The mountain known as Mamalahoa that looms behind Hanalei town – the one to the far right – is likely named after Kamehameha’s law, with hoa (friendship) replacing hoe (canoe paddle), according to the Pukui, Elbert Mo‘okini book ‘Place Names of Hawaii.”
It is ironic that Kamehameha has a higher profile on Kaua‘i when it comes to celebrations than does Kaumuali‘i, Kaua‘i’s last king. When highways were being named in the 1930s, what is today Kaumuali‘i, running from Lihu‘e to Mana, was almost named Kamehameha Highway, as is the main old road around the island of O‘ahu. If we could go back in time to the 1810s and 1820s it is likely there would be popular support for holding a parade in honor of Kamehameha. Though the warrior who united Hawai‘i never was able to use military force to conquer Kaua‘i – he failed twice after mounting armies to accomplish the deed – he did win the support of Kaumuali‘i in 1810 at a meeting held near Pearl Harbor. It wasn’t until after Kamehameha’s death in 1819 that his son and heir Liholiho, Kamehameha II, sailed to Kaua‘i to exile Kaumuali‘i to O‘ahu in 1821. The defeat of Humehume, Kaumuali‘i’s son, in 1824 by an army brought in from O‘ahu, Maui and other islands ended once and for all the ancient Kingdom of Kaua‘i.

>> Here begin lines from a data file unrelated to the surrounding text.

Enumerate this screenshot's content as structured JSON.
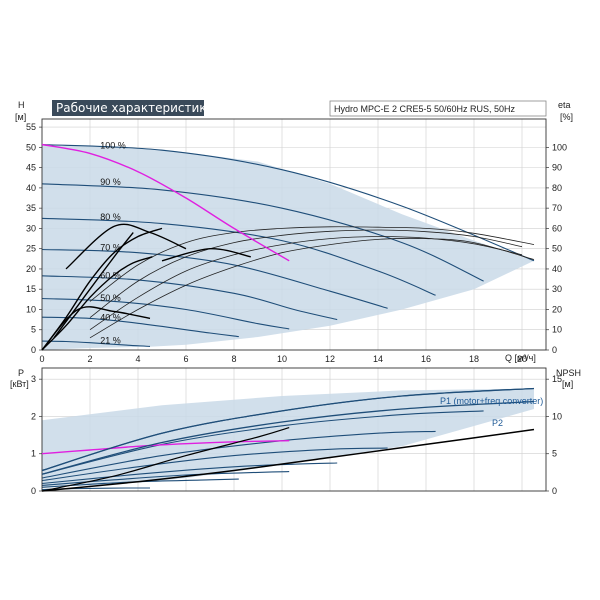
{
  "header": {
    "banner": "Рабочие характеристики",
    "model": "Hydro MPC-E 2 CRE5-5 50/60Hz RUS, 50Hz"
  },
  "colors": {
    "envelope": "#c9d9e8",
    "curve": "#1f4e79",
    "operating": "#000000",
    "magenta": "#e020e0",
    "grid": "#cfcfcf"
  },
  "chart_data": [
    {
      "type": "line",
      "name": "head",
      "xlabel": "Q [м³/ч]",
      "ylabel_left": "H",
      "ylabel_left_unit": "[м]",
      "ylabel_right": "eta",
      "ylabel_right_unit": "[%]",
      "xlim": [
        0,
        21
      ],
      "ylim": [
        0,
        57
      ],
      "y2lim": [
        0,
        114
      ],
      "x_ticks": [
        0,
        2,
        4,
        6,
        8,
        10,
        12,
        14,
        16,
        18,
        20
      ],
      "y_ticks": [
        0,
        5,
        10,
        15,
        20,
        25,
        30,
        35,
        40,
        45,
        50,
        55
      ],
      "y2_ticks": [
        0,
        10,
        20,
        30,
        40,
        50,
        60,
        70,
        80,
        90,
        100
      ],
      "speed_labels": [
        {
          "text": "100 %",
          "x": 1.3,
          "y": 50.5
        },
        {
          "text": "90 %",
          "x": 1.3,
          "y": 41.5
        },
        {
          "text": "80 %",
          "x": 1.3,
          "y": 32.8
        },
        {
          "text": "70 %",
          "x": 1.3,
          "y": 25.3
        },
        {
          "text": "60 %",
          "x": 1.3,
          "y": 18.4
        },
        {
          "text": "50 %",
          "x": 1.3,
          "y": 12.8
        },
        {
          "text": "40 %",
          "x": 1.3,
          "y": 8.0
        },
        {
          "text": "21 %",
          "x": 1.3,
          "y": 2.3
        }
      ],
      "envelope": [
        [
          0,
          50.7
        ],
        [
          5,
          49.5
        ],
        [
          9,
          46.5
        ],
        [
          12,
          41
        ],
        [
          15,
          33.5
        ],
        [
          18,
          27
        ],
        [
          20.5,
          22
        ],
        [
          20.5,
          22
        ],
        [
          18,
          15
        ],
        [
          15,
          10
        ],
        [
          12,
          6
        ],
        [
          9,
          3.2
        ],
        [
          6,
          1.3
        ],
        [
          4.5,
          0.8
        ],
        [
          2,
          0.5
        ],
        [
          0,
          0
        ]
      ],
      "speed_curves": [
        {
          "speed": 100,
          "x": [
            0,
            5,
            10,
            15,
            20.5
          ],
          "y": [
            50.7,
            49.3,
            44.5,
            35.5,
            22
          ]
        },
        {
          "speed": 90,
          "x": [
            0,
            5,
            10,
            15,
            18.4
          ],
          "y": [
            41,
            39.5,
            35,
            26.5,
            17
          ]
        },
        {
          "speed": 80,
          "x": [
            0,
            5,
            10,
            14,
            16.4
          ],
          "y": [
            32.5,
            31.2,
            27,
            19.5,
            13.5
          ]
        },
        {
          "speed": 70,
          "x": [
            0,
            4,
            8,
            12,
            14.4
          ],
          "y": [
            24.8,
            24,
            21,
            14.5,
            10.3
          ]
        },
        {
          "speed": 60,
          "x": [
            0,
            4,
            8,
            10.5,
            12.3
          ],
          "y": [
            18.3,
            17.3,
            14,
            10,
            7.5
          ]
        },
        {
          "speed": 50,
          "x": [
            0,
            3,
            6,
            9,
            10.3
          ],
          "y": [
            12.7,
            12,
            10,
            6.5,
            5.2
          ]
        },
        {
          "speed": 40,
          "x": [
            0,
            2,
            4,
            7,
            8.2
          ],
          "y": [
            8.1,
            7.8,
            6.6,
            4.2,
            3.3
          ]
        },
        {
          "speed": 21,
          "x": [
            0,
            1,
            2,
            3.5,
            4.5
          ],
          "y": [
            2.2,
            2.1,
            1.8,
            1.2,
            0.9
          ]
        }
      ],
      "magenta_curve": {
        "x": [
          0,
          2,
          4,
          6,
          8,
          10.3
        ],
        "y": [
          50.7,
          48.5,
          44,
          37.5,
          30,
          22
        ]
      },
      "operating_points": [
        {
          "x": [
            2,
            4,
            6,
            8,
            10,
            12,
            14,
            16,
            18,
            20.5
          ],
          "y": [
            3,
            10,
            16,
            20.5,
            24,
            26,
            27.3,
            27.5,
            26.5,
            22.3
          ]
        },
        {
          "x": [
            2,
            4,
            6,
            8,
            10,
            12,
            14,
            16,
            18,
            20
          ],
          "y": [
            5,
            13,
            19.5,
            23.5,
            26,
            27.5,
            28,
            27.6,
            26.2,
            23.5
          ]
        },
        {
          "x": [
            2,
            4,
            6,
            8,
            10,
            12,
            14,
            16,
            18,
            20
          ],
          "y": [
            8,
            17,
            23,
            26.5,
            28.3,
            29.3,
            29.6,
            29.2,
            28,
            25.5
          ]
        },
        {
          "x": [
            2,
            4,
            6,
            8,
            10,
            12,
            14,
            16,
            18,
            20.5
          ],
          "y": [
            12,
            21,
            26.5,
            29,
            30,
            30.4,
            30.3,
            30,
            28.8,
            26
          ]
        }
      ],
      "rising_curves": [
        {
          "x": [
            0,
            1,
            2,
            3,
            3.8,
            4.6
          ],
          "y": [
            0,
            6,
            13,
            18.5,
            21.5,
            23
          ]
        },
        {
          "x": [
            0,
            1,
            2,
            3,
            4,
            5
          ],
          "y": [
            0,
            8,
            17,
            24,
            28,
            30
          ]
        },
        {
          "x": [
            0.5,
            1.5,
            2.5,
            3.2,
            3.8
          ],
          "y": [
            3,
            11,
            19,
            24.5,
            29
          ]
        }
      ],
      "hump_curves": [
        {
          "x": [
            0,
            1.5,
            3,
            4.5
          ],
          "y": [
            0,
            10,
            9.5,
            7.8
          ]
        },
        {
          "x": [
            1,
            3,
            4.5,
            6
          ],
          "y": [
            20,
            30.5,
            29,
            25
          ]
        },
        {
          "x": [
            5,
            7,
            8.7
          ],
          "y": [
            22,
            25,
            23
          ]
        }
      ]
    },
    {
      "type": "line",
      "name": "power",
      "xlabel": "Q [м³/ч]",
      "ylabel_left": "P",
      "ylabel_left_unit": "[кВт]",
      "ylabel_right": "NPSH",
      "ylabel_right_unit": "[м]",
      "xlim": [
        0,
        21
      ],
      "ylim": [
        0,
        3.3
      ],
      "y2lim": [
        0,
        16.5
      ],
      "y_ticks": [
        0,
        1,
        2,
        3
      ],
      "y2_ticks": [
        0,
        5,
        10,
        15
      ],
      "series": [
        {
          "name": "P1 (motor+freq.converter)",
          "x": [
            0,
            5,
            10,
            15,
            20.5
          ],
          "y": [
            0.55,
            1.55,
            2.15,
            2.55,
            2.75
          ]
        },
        {
          "name": "P2",
          "x": [
            0,
            5,
            10,
            15,
            20.5
          ],
          "y": [
            0.45,
            1.3,
            1.85,
            2.2,
            2.4
          ]
        }
      ],
      "envelope": [
        [
          0,
          1.9
        ],
        [
          5,
          2.3
        ],
        [
          10,
          2.55
        ],
        [
          15,
          2.7
        ],
        [
          20.5,
          2.75
        ],
        [
          20.5,
          2.2
        ],
        [
          15,
          1.2
        ],
        [
          10,
          0.7
        ],
        [
          6,
          0.35
        ],
        [
          4.5,
          0.25
        ],
        [
          2,
          0.15
        ],
        [
          0,
          0.1
        ]
      ],
      "speed_curves": [
        {
          "x": [
            0,
            5,
            10,
            15,
            20.5
          ],
          "y": [
            0.55,
            1.55,
            2.15,
            2.55,
            2.75
          ]
        },
        {
          "x": [
            0,
            5,
            10,
            15,
            18.4
          ],
          "y": [
            0.45,
            1.25,
            1.75,
            2.05,
            2.15
          ]
        },
        {
          "x": [
            0,
            5,
            10,
            14,
            16.4
          ],
          "y": [
            0.35,
            0.95,
            1.35,
            1.55,
            1.6
          ]
        },
        {
          "x": [
            0,
            4,
            8,
            12,
            14.4
          ],
          "y": [
            0.28,
            0.65,
            0.95,
            1.12,
            1.15
          ]
        },
        {
          "x": [
            0,
            4,
            8,
            10.5,
            12.3
          ],
          "y": [
            0.2,
            0.45,
            0.65,
            0.72,
            0.75
          ]
        },
        {
          "x": [
            0,
            3,
            6,
            9,
            10.3
          ],
          "y": [
            0.15,
            0.3,
            0.43,
            0.5,
            0.52
          ]
        },
        {
          "x": [
            0,
            2,
            4,
            7,
            8.2
          ],
          "y": [
            0.1,
            0.18,
            0.25,
            0.3,
            0.32
          ]
        },
        {
          "x": [
            0,
            1,
            2,
            3.5,
            4.5
          ],
          "y": [
            0.04,
            0.06,
            0.07,
            0.08,
            0.08
          ]
        }
      ],
      "magenta_curve": {
        "x": [
          0,
          2,
          4,
          6,
          8,
          10.3
        ],
        "y": [
          1.0,
          1.1,
          1.2,
          1.27,
          1.32,
          1.35
        ]
      },
      "npsh_curve": {
        "x": [
          0,
          4,
          8,
          12,
          16,
          20.5
        ],
        "y": [
          0,
          0.25,
          0.55,
          0.9,
          1.25,
          1.65
        ]
      },
      "rising_curve": {
        "x": [
          0,
          3,
          6,
          9,
          10.3
        ],
        "y": [
          0,
          0.4,
          0.95,
          1.45,
          1.7
        ]
      }
    }
  ]
}
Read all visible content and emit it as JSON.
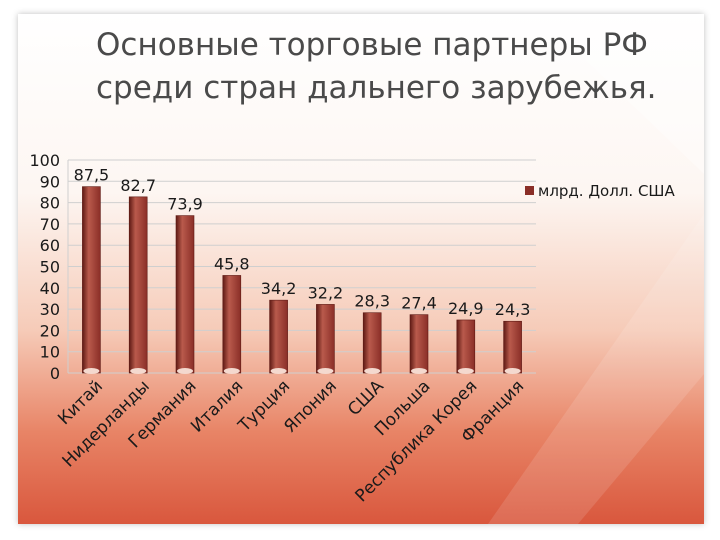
{
  "title_lines": [
    "Основные торговые партнеры РФ",
    "среди стран дальнего зарубежья."
  ],
  "colors": {
    "bar": "#8a2e27",
    "bar_light": "#b95a4c",
    "bar_dark": "#5e1a14",
    "grid": "#cfcfcf",
    "text": "#1a1a1a",
    "title": "#4a4a4a"
  },
  "chart_data": {
    "type": "bar",
    "title": "",
    "xlabel": "",
    "ylabel": "",
    "ylim": [
      0,
      100
    ],
    "yticks": [
      0,
      10,
      20,
      30,
      40,
      50,
      60,
      70,
      80,
      90,
      100
    ],
    "grid": true,
    "legend_position": "right",
    "categories": [
      "Китай",
      "Нидерланды",
      "Германия",
      "Италия",
      "Турция",
      "Япония",
      "США",
      "Польша",
      "Республика Корея",
      "Франция"
    ],
    "series": [
      {
        "name": "млрд. Долл. США",
        "values": [
          87.5,
          82.7,
          73.9,
          45.8,
          34.2,
          32.2,
          28.3,
          27.4,
          24.9,
          24.3
        ],
        "labels": [
          "87,5",
          "82,7",
          "73,9",
          "45,8",
          "34,2",
          "32,2",
          "28,3",
          "27,4",
          "24,9",
          "24,3"
        ]
      }
    ]
  }
}
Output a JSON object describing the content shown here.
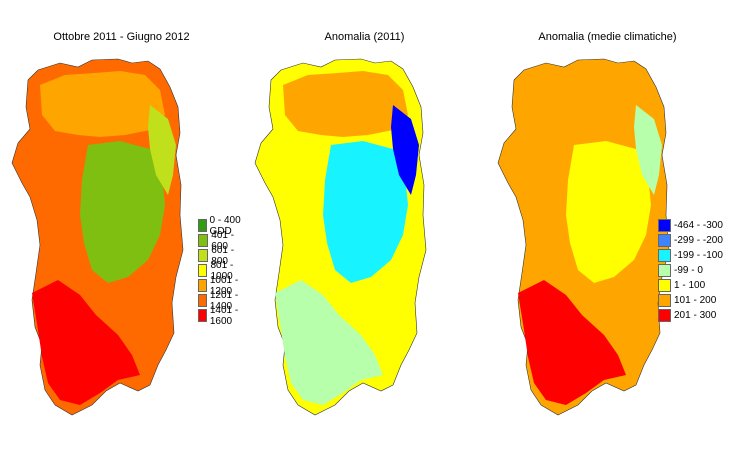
{
  "palettes": {
    "gdd": [
      "#2e9d11",
      "#7fbf12",
      "#bfe01a",
      "#ffff00",
      "#ffa500",
      "#ff6a00",
      "#ff0000"
    ],
    "anomaly": [
      "#0000ff",
      "#3f84ff",
      "#18f4ff",
      "#b7ffaa",
      "#ffff00",
      "#ffa500",
      "#ff0000"
    ]
  },
  "panels": [
    {
      "title": "Ottobre 2011  - Giugno 2012",
      "legend": [
        "0 -  400 GDD",
        "401 - 600",
        "601 - 800",
        "801 - 1000",
        "1001 - 1200",
        "1201 - 1400",
        "1401 - 1600"
      ],
      "palette": "gdd",
      "classes": [
        5,
        4,
        1,
        2,
        6
      ]
    },
    {
      "title": "Anomalia (2011)",
      "legend": [],
      "palette": "anomaly",
      "classes": [
        4,
        5,
        2,
        0,
        3
      ]
    },
    {
      "title": "Anomalia (medie climatiche)",
      "legend": [
        "-464 - -300",
        "-299 - -200",
        "-199 - -100",
        "-99 - 0",
        "1 - 100",
        "101 - 200",
        "201 - 300"
      ],
      "palette": "anomaly",
      "classes": [
        5,
        5,
        4,
        3,
        6
      ]
    }
  ]
}
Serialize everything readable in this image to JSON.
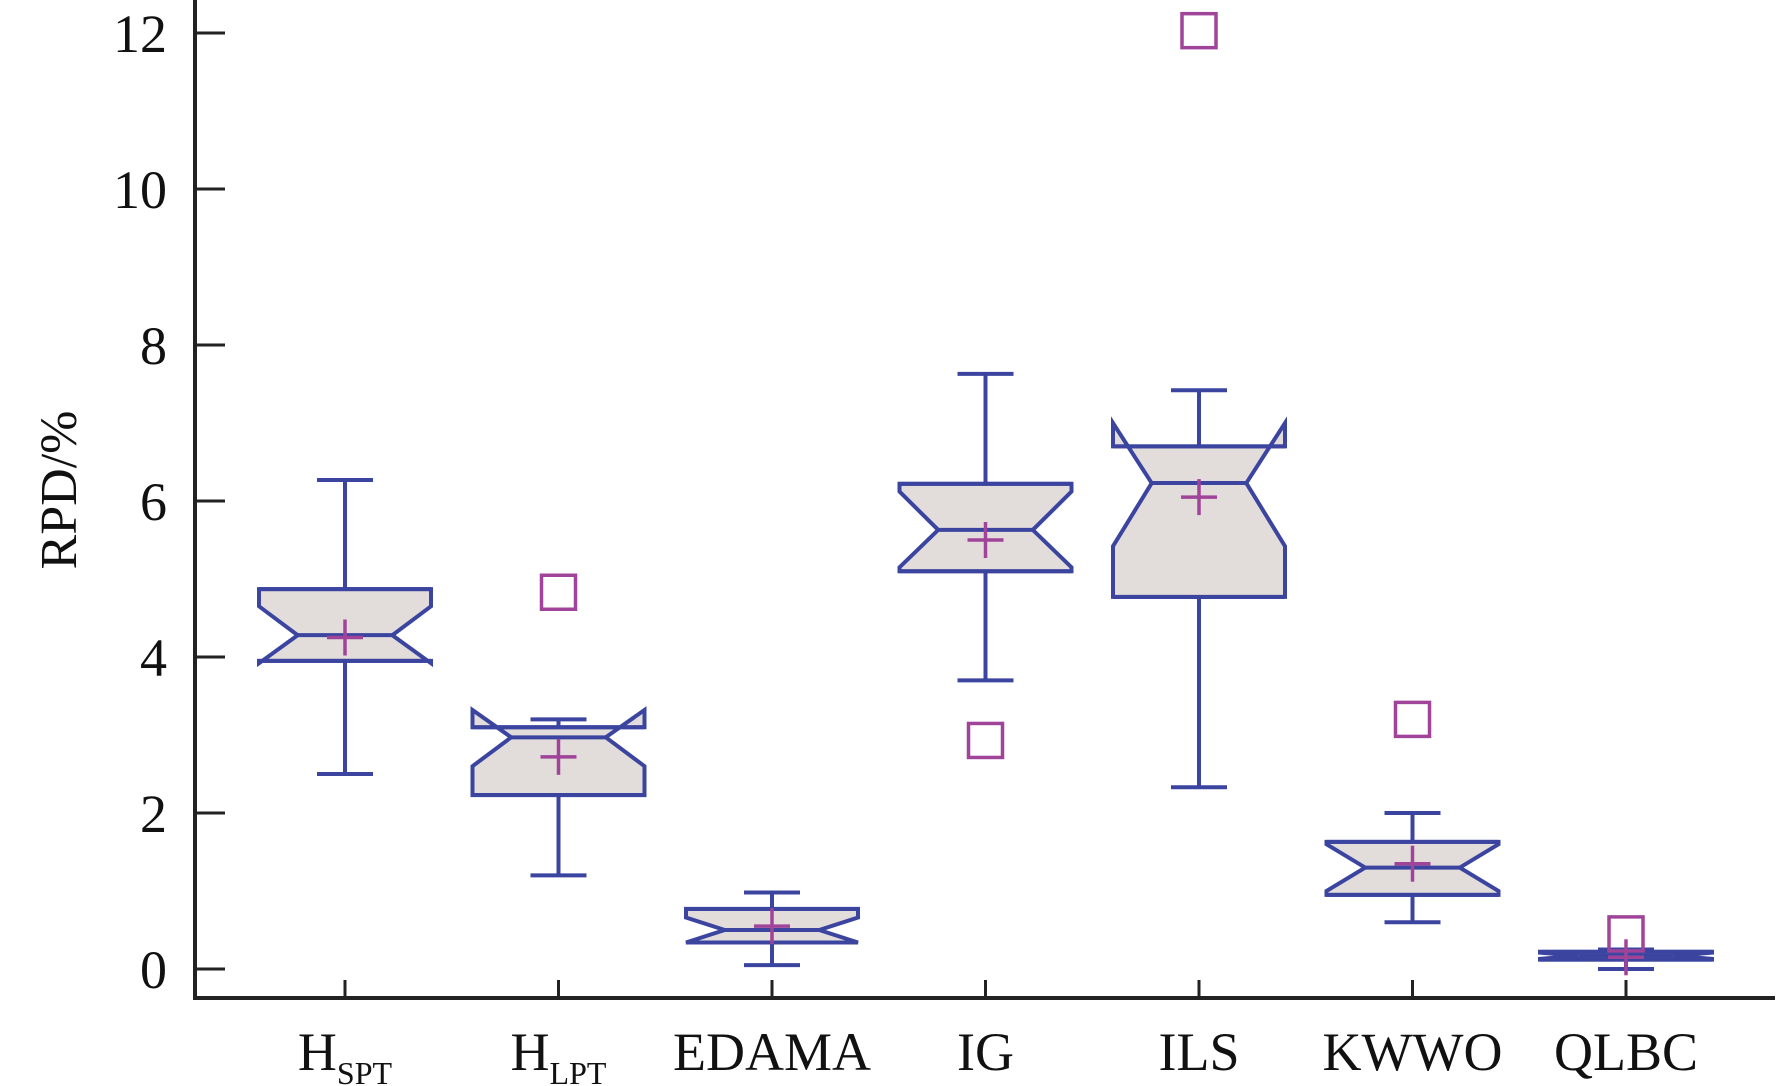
{
  "chart_data": {
    "type": "box",
    "title": "",
    "xlabel": "",
    "ylabel": "RPD/%",
    "ylim": [
      -0.75,
      12.6
    ],
    "yticks": [
      0,
      2,
      4,
      6,
      8,
      10,
      12
    ],
    "grid": false,
    "colors": {
      "box_stroke": "#3b45a0",
      "box_fill": "#e2dcda",
      "mean_and_outlier": "#a0449a",
      "axis": "#222222"
    },
    "categories": [
      {
        "label": "H",
        "sub": "SPT",
        "whisker_low": 2.5,
        "q1": 3.95,
        "median": 4.28,
        "q3": 4.87,
        "whisker_high": 6.27,
        "notch_low": 3.92,
        "notch_high": 4.65,
        "mean": 4.25,
        "outliers": []
      },
      {
        "label": "H",
        "sub": "LPT",
        "whisker_low": 1.2,
        "q1": 2.23,
        "median": 2.97,
        "q3": 3.1,
        "whisker_high": 3.2,
        "notch_low": 2.6,
        "notch_high": 3.32,
        "mean": 2.72,
        "outliers": [
          4.83
        ]
      },
      {
        "label": "EDAMA",
        "sub": "",
        "whisker_low": 0.05,
        "q1": 0.34,
        "median": 0.5,
        "q3": 0.77,
        "whisker_high": 0.98,
        "notch_low": 0.34,
        "notch_high": 0.66,
        "mean": 0.55,
        "outliers": []
      },
      {
        "label": "IG",
        "sub": "",
        "whisker_low": 3.7,
        "q1": 5.1,
        "median": 5.63,
        "q3": 6.22,
        "whisker_high": 7.63,
        "notch_low": 5.15,
        "notch_high": 6.12,
        "mean": 5.5,
        "outliers": [
          2.93
        ]
      },
      {
        "label": "ILS",
        "sub": "",
        "whisker_low": 2.33,
        "q1": 4.77,
        "median": 6.23,
        "q3": 6.7,
        "whisker_high": 7.42,
        "notch_low": 5.42,
        "notch_high": 7.0,
        "mean": 6.05,
        "outliers": [
          12.03
        ]
      },
      {
        "label": "KWWO",
        "sub": "",
        "whisker_low": 0.6,
        "q1": 0.95,
        "median": 1.3,
        "q3": 1.63,
        "whisker_high": 2.0,
        "notch_low": 1.0,
        "notch_high": 1.6,
        "mean": 1.35,
        "outliers": [
          3.2
        ]
      },
      {
        "label": "QLBC",
        "sub": "",
        "whisker_low": 0.0,
        "q1": 0.12,
        "median": 0.17,
        "q3": 0.22,
        "whisker_high": 0.25,
        "notch_low": 0.13,
        "notch_high": 0.21,
        "mean": 0.15,
        "outliers": [
          0.45
        ]
      }
    ]
  }
}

Today, over 175 years later, Native Hawaiians across the state are of one mind in many ways. The legacy of the Kamehameha’s control of Kaua‘i is a background issue today. Thus the popularity of holding a Kamehameha Day Parade on Kaua‘i has its roots in the pride taken in the past glory of the famous conqueror and the heritage he left behind.